Marc, 36 ans, consulte pour des lésions à type d’aphtes géants évoluant depuis plusieurs années au niveau de la langue (figure) et des joues, peu invalidantes. Ces formations surviennent de manière cyclique, mais avec une récurrence de plus en plus rapprochée. En parallèle, il se plaint de douleurs abdominales, parfois associées à une diarrhée, ayant débuté il y a plus de huit ans. Les biopsies au niveau d’une lésion ulcérée linguale, ainsi qu’au niveau de l’iléon, ont permis de poser le diagnostic.

La maladie de Crohn survient le plus souvent avant l’âge de 30 ans. Le sex ratio est égal à 1. 

Les manifestations orales s’observent dans près de 10 % des cas :

  • ulcérations linéaires au niveau du vestibule ou du plancher buccal et de la face interne des joues. Des ulcérations nécrotiques apparentées à des aphtes géants peu douloureux peuvent également être observées.
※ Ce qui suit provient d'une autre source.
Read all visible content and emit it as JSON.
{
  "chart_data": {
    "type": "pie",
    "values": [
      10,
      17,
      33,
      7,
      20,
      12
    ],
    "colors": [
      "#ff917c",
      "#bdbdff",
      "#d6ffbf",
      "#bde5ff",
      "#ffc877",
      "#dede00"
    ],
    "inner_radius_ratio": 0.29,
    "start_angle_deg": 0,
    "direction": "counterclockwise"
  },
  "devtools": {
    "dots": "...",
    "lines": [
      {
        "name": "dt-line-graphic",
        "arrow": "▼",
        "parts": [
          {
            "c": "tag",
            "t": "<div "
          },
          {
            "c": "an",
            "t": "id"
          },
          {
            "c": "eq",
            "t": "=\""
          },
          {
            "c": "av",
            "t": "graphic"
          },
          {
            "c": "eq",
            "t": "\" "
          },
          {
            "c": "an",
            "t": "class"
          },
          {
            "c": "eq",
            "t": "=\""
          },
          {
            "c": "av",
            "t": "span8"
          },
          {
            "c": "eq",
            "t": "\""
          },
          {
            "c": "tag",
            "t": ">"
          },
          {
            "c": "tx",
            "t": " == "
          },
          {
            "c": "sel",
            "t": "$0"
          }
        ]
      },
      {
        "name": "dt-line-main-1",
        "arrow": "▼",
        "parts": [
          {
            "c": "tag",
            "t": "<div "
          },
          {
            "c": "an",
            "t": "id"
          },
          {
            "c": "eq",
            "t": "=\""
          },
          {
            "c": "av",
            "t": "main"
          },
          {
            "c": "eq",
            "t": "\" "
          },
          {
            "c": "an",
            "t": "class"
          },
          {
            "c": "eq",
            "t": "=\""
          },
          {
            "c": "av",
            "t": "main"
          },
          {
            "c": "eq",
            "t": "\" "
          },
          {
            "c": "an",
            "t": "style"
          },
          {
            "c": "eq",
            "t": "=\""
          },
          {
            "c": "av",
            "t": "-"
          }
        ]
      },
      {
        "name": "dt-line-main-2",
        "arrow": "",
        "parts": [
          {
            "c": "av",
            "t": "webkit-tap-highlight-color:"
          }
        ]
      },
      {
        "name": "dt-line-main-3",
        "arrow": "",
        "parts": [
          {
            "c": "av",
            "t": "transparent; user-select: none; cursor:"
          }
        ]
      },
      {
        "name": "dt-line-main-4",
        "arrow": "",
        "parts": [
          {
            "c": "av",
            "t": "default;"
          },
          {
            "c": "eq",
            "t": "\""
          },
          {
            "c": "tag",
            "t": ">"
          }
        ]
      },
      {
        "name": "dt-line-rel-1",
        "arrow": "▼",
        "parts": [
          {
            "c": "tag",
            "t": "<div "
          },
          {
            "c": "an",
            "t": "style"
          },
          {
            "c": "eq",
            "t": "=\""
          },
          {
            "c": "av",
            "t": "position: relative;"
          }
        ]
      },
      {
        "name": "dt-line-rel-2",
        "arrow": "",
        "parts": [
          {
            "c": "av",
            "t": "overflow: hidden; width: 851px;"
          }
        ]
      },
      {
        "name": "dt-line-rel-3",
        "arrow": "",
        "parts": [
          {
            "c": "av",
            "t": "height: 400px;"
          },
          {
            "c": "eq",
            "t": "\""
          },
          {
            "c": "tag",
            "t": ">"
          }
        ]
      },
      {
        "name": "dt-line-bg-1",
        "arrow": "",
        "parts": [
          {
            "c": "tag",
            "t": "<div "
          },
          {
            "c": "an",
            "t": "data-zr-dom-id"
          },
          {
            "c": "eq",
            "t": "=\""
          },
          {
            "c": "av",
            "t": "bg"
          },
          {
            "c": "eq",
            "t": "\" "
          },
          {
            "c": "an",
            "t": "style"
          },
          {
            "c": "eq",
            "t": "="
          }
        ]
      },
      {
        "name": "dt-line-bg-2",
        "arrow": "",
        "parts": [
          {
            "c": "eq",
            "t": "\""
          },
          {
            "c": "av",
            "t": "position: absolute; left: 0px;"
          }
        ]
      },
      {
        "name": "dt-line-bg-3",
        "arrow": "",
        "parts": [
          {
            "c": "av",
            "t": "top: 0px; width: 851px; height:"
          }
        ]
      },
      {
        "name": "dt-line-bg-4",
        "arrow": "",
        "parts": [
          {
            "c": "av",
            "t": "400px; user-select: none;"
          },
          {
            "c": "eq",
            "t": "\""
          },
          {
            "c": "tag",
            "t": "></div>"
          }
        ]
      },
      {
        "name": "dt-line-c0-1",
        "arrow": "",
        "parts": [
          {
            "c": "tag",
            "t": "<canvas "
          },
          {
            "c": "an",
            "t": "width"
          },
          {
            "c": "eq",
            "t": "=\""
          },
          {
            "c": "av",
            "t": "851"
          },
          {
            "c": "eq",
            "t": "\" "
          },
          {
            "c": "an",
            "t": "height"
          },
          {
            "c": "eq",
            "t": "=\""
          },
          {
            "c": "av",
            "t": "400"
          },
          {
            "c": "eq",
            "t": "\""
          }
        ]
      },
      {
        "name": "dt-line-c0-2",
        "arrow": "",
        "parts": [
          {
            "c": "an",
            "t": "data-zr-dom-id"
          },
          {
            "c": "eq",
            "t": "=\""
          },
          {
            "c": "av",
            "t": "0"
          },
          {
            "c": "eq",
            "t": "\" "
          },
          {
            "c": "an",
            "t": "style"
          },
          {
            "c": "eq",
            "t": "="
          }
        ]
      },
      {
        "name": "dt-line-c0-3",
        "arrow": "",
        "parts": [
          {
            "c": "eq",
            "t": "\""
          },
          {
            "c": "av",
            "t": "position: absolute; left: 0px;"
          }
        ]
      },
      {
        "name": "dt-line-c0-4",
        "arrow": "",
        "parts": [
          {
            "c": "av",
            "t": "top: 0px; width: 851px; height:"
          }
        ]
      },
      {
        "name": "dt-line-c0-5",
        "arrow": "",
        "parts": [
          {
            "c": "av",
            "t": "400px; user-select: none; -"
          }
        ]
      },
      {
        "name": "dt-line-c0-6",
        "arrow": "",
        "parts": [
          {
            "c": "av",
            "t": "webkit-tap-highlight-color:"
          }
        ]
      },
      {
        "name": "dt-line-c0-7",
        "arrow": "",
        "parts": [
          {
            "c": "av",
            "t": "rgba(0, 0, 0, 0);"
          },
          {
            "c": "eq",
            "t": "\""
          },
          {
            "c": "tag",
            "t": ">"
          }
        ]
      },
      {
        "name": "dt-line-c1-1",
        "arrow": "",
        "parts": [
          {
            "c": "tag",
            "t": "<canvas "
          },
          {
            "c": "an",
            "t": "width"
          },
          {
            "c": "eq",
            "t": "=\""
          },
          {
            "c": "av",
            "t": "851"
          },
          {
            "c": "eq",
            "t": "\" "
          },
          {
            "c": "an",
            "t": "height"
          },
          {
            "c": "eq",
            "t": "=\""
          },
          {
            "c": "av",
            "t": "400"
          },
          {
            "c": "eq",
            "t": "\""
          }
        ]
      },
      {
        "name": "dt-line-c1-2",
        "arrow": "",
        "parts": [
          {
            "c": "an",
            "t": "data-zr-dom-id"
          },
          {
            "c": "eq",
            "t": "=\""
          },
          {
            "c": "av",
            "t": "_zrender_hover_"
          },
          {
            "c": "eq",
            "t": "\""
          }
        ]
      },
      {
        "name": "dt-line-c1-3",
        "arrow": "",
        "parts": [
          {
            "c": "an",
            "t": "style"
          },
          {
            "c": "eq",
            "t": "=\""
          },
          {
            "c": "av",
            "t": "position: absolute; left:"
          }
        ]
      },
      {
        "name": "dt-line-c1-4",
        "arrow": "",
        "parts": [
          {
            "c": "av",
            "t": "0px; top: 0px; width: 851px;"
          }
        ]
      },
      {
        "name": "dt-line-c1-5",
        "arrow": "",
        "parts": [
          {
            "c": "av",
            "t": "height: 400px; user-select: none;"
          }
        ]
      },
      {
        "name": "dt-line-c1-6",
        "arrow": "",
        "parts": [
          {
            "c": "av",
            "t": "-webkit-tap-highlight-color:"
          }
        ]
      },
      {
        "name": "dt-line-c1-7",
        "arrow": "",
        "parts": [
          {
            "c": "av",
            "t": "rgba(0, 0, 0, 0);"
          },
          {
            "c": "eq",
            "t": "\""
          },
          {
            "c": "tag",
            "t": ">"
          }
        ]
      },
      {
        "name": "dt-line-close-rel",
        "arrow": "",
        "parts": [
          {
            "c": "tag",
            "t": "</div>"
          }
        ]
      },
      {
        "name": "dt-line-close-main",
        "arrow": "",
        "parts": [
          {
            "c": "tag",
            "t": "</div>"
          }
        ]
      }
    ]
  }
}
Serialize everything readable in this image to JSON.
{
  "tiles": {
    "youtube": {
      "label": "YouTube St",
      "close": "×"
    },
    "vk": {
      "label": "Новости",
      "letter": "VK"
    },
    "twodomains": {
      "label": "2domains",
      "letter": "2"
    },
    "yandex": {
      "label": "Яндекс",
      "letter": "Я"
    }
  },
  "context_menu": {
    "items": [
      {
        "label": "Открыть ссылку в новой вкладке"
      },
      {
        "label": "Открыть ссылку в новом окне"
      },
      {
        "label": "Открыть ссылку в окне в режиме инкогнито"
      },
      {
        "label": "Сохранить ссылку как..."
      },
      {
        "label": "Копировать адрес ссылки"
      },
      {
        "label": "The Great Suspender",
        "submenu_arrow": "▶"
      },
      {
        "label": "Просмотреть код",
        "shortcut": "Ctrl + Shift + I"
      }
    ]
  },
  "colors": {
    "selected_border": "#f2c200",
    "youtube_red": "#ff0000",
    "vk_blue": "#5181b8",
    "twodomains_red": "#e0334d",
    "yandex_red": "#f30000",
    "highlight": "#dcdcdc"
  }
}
Dans ce cas, une cavité centrale avec un fond nécrotique de couleur blanc-jaune est mise en évidence. Au niveau des lèvres et des joues, il est possible d’objectiver des formations ulcérées pavimenteuses ;
  • macrochéilites des lèvres inférieures avec parfois une perlèche ; ces chéilites granulomateuses s’associent à un œdème pouvant s’étendre au niveau du menton, des joues et des paupières ; 
  • hypertrophie gingivale inflammatoire au niveau de la partie antérieure de la gencive ; 
  • lésions à type de pyostomatite végétante (miliaire pustuleuse de la muqueuse gingivale et labiale) ou de pustulose à immunoglobuline A intraépithéliale ;
  • pseudopolypes plus ou moins papuleux ayant une consistance molle au niveau de la face interne des joues, des lèvres et du vestibule. 
 

Le diagnostic se fait sur la biopsie d’une lésion, retrouvant des granulomes épithélioïdes et gigantocellulaires caséeux dans 80 % des cas. 

Le traitement repose sur les dérivés d’acide 5 -aminosalicylique, voire sur les corticoïdes, les immunosuppresseurs, les biothérapies. Dans certains cas, l’exérèse chirurgicale de lésions intestinales évoluées est nécessaire. À titre préventif, l’arrêt définitif d’un éventuel tabagisme est indiqué. 

Pour en savoir plus
Wils P, Pariente B. Maladie de Crohn ou rectocolite hémorragique ? Rev Prat 2018;68:e119.
Cherbi S, Wierzba CB. Manifestations buccales des maladies systémiques : la maladie de Crohn et la rectocolite hémorragique. Actualités Odonto-Stomatologiques 2009;246:113-27.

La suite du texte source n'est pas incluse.